= Bus Riders Union (Vancouver) =

Non-profit organization in Metro Vancouver, Canada

The Bus Riders Union (BRU) in Vancouver, British Columbia, was a non-profit organization that advocates for better public transit services in Greater Vancouver. It criticized TransLink for such things as raising bus fares and the approval of the construction of the Canada Line rapid transit project, claiming that it would be built at the expense of adequately maintaining the bus system. The BRU was modelled after the Los Angeles–based Bus Riders Union. Like its Los Angeles counterpart, the Vancouver BRU argued that transit issues disproportionately affect people of colour, women, and poor people. The BRU engaged in various protest, advocacy, and educational activities, and had approximately 950 members.

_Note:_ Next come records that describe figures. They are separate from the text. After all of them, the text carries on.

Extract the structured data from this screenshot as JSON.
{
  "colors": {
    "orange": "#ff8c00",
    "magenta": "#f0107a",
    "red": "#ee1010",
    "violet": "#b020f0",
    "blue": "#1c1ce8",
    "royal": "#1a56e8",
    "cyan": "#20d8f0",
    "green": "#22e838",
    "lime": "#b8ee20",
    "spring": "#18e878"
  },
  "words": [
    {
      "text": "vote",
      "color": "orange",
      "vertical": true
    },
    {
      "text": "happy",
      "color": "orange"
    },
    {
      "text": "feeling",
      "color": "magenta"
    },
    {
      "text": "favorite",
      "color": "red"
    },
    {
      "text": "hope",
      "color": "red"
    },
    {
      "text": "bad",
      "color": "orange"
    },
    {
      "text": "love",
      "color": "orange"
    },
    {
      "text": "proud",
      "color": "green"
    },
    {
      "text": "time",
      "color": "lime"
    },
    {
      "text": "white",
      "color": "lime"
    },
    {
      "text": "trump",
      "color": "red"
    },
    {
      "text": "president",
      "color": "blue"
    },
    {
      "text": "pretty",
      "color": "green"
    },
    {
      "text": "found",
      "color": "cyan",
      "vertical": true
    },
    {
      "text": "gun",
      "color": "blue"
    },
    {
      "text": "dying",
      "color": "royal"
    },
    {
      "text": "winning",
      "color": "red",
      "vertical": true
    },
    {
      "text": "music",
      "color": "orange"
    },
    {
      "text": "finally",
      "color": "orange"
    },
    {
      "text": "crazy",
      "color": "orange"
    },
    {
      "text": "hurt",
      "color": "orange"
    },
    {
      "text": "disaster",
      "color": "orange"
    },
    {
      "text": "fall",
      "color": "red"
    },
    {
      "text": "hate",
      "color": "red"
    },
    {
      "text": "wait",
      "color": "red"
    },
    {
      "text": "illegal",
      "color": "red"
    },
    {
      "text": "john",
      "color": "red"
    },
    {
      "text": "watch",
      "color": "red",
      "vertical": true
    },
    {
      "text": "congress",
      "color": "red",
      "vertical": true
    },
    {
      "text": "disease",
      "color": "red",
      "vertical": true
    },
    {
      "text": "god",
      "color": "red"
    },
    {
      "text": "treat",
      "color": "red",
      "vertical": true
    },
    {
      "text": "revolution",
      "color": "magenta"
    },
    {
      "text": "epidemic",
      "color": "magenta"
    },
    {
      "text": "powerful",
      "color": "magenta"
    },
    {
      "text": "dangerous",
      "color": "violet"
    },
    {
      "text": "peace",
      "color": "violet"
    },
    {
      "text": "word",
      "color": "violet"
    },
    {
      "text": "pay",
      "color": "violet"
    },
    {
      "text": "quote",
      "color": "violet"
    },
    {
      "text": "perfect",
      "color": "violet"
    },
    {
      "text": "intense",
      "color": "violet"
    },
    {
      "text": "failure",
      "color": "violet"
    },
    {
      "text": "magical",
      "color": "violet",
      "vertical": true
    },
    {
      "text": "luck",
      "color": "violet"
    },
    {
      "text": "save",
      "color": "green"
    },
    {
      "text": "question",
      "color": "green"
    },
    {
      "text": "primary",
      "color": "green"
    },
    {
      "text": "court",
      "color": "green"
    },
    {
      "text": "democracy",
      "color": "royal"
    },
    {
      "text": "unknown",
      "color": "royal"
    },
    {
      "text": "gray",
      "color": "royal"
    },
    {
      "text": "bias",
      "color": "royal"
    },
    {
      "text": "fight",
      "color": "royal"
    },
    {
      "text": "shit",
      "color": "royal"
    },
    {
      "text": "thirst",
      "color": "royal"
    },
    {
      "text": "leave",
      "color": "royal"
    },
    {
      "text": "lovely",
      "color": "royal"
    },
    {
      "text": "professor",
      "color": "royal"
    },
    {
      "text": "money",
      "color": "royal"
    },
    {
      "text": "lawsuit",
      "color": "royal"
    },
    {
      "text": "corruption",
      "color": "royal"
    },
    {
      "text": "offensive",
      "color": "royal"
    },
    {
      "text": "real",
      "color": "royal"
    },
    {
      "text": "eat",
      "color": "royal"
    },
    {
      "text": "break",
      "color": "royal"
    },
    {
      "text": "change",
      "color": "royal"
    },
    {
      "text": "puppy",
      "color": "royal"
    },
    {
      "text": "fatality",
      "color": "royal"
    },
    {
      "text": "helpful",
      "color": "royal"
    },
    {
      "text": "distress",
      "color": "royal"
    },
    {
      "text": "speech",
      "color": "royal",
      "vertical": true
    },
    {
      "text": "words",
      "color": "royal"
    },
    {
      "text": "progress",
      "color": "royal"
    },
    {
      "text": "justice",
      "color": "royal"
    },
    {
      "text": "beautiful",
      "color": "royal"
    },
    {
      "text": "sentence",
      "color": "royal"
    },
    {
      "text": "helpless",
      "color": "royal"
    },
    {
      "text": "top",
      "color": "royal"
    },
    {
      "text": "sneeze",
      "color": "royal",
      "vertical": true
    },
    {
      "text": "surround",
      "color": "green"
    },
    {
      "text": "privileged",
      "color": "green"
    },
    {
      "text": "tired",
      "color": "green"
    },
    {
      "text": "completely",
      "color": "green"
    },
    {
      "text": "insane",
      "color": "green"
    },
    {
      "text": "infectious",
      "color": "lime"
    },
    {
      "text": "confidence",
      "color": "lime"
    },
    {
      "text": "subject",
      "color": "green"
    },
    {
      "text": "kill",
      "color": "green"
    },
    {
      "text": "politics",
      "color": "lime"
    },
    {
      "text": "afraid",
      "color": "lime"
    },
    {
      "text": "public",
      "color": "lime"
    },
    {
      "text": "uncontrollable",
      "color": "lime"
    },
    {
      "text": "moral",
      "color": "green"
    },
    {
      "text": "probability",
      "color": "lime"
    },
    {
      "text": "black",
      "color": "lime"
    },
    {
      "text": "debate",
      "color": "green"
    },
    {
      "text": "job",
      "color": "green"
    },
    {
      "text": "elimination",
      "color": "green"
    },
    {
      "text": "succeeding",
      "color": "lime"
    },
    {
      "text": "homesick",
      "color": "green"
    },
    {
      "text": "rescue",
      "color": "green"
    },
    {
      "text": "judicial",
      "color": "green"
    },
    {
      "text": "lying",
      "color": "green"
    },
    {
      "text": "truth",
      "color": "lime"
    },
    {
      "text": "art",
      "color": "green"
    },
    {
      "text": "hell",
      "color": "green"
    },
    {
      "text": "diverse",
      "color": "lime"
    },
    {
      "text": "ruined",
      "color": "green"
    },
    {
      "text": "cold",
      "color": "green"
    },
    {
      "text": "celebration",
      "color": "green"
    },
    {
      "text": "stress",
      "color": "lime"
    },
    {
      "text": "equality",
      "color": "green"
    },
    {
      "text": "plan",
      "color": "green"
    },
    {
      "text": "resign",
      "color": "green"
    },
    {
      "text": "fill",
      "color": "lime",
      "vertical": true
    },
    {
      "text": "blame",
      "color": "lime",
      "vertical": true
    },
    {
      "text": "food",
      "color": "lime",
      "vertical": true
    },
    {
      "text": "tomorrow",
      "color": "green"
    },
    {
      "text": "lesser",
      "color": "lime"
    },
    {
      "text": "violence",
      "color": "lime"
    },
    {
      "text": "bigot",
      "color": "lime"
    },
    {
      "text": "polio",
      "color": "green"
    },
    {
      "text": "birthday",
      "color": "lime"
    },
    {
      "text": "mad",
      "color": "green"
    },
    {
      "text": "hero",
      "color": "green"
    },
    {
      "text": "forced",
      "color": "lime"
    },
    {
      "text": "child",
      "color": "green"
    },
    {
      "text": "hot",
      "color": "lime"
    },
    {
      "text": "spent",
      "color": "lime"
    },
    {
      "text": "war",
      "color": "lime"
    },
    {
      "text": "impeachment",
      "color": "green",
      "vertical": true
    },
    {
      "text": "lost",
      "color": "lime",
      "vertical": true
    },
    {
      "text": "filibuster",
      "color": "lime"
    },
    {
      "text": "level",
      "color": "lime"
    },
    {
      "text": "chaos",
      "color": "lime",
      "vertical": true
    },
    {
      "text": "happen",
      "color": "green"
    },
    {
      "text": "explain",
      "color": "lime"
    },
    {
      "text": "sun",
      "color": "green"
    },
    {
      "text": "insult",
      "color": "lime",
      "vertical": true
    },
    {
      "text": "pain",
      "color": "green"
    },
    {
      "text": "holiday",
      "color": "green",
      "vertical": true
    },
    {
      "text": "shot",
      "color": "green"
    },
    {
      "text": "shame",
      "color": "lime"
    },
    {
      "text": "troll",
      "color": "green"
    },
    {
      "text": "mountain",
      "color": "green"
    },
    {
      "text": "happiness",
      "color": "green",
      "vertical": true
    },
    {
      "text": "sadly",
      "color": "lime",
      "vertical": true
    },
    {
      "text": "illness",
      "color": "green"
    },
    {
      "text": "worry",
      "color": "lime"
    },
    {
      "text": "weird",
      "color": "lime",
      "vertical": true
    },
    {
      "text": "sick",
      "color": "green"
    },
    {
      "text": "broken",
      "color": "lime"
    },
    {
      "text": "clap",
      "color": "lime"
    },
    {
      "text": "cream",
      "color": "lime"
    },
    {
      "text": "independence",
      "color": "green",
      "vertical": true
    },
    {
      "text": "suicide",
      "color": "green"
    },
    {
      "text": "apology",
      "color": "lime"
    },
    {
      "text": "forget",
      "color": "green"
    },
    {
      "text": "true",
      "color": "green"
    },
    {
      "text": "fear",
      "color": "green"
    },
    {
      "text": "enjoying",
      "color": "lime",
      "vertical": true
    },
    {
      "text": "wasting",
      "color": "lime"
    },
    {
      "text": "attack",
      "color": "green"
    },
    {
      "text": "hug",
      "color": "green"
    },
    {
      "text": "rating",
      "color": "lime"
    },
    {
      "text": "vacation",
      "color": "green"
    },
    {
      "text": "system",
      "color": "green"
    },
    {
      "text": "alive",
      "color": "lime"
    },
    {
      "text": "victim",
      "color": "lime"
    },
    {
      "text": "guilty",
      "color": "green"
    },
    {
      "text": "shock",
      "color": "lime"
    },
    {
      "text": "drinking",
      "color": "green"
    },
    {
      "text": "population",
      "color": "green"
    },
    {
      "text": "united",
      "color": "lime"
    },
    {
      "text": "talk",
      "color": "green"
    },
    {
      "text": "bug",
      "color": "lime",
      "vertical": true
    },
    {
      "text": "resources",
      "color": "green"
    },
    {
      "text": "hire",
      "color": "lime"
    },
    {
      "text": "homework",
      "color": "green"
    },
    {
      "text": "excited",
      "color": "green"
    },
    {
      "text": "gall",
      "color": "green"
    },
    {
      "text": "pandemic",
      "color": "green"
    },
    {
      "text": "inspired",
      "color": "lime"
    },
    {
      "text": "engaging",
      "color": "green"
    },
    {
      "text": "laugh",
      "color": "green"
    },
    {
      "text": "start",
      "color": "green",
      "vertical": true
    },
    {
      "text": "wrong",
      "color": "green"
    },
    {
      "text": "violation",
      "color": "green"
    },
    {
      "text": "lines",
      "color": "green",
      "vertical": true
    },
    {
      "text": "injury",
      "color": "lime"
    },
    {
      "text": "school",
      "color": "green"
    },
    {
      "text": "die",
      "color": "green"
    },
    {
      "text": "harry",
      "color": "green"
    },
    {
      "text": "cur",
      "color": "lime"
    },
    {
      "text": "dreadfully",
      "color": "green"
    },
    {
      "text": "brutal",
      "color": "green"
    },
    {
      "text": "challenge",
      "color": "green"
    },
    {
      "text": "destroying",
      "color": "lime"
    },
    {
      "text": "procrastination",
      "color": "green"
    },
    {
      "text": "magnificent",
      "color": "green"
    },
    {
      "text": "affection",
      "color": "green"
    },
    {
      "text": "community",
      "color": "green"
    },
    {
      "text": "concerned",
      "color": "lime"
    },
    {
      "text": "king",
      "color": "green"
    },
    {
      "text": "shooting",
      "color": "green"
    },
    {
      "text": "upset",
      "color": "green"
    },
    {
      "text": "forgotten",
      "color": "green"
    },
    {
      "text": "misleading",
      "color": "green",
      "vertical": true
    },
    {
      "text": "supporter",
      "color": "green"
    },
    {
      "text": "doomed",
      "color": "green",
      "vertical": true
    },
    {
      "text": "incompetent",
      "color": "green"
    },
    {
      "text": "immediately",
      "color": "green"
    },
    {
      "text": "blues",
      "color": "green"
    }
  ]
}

The campaigns waged by the BRU included a fare strike to protest against rising fares and a campaign to restore the "night owl" late night bus service. The "night owl" bus campaign, launched in 2001, succeeded after TransLink voted to reinstate the service in April 2004. The BRU also campaigned for more wheelchair-accessible and clean air buses.

On October 22, 2005, the Canadian Race Relations Foundation (CRRF), at their Fourth Biannual Award of Excellence in Toronto, awarded its top prize to the Vancouver Bus Riders Union. The CRRF identified the "night owl" bus campaign victory as one of the factors which influenced the Awards Jury, chaired by Mary-Woo Sims.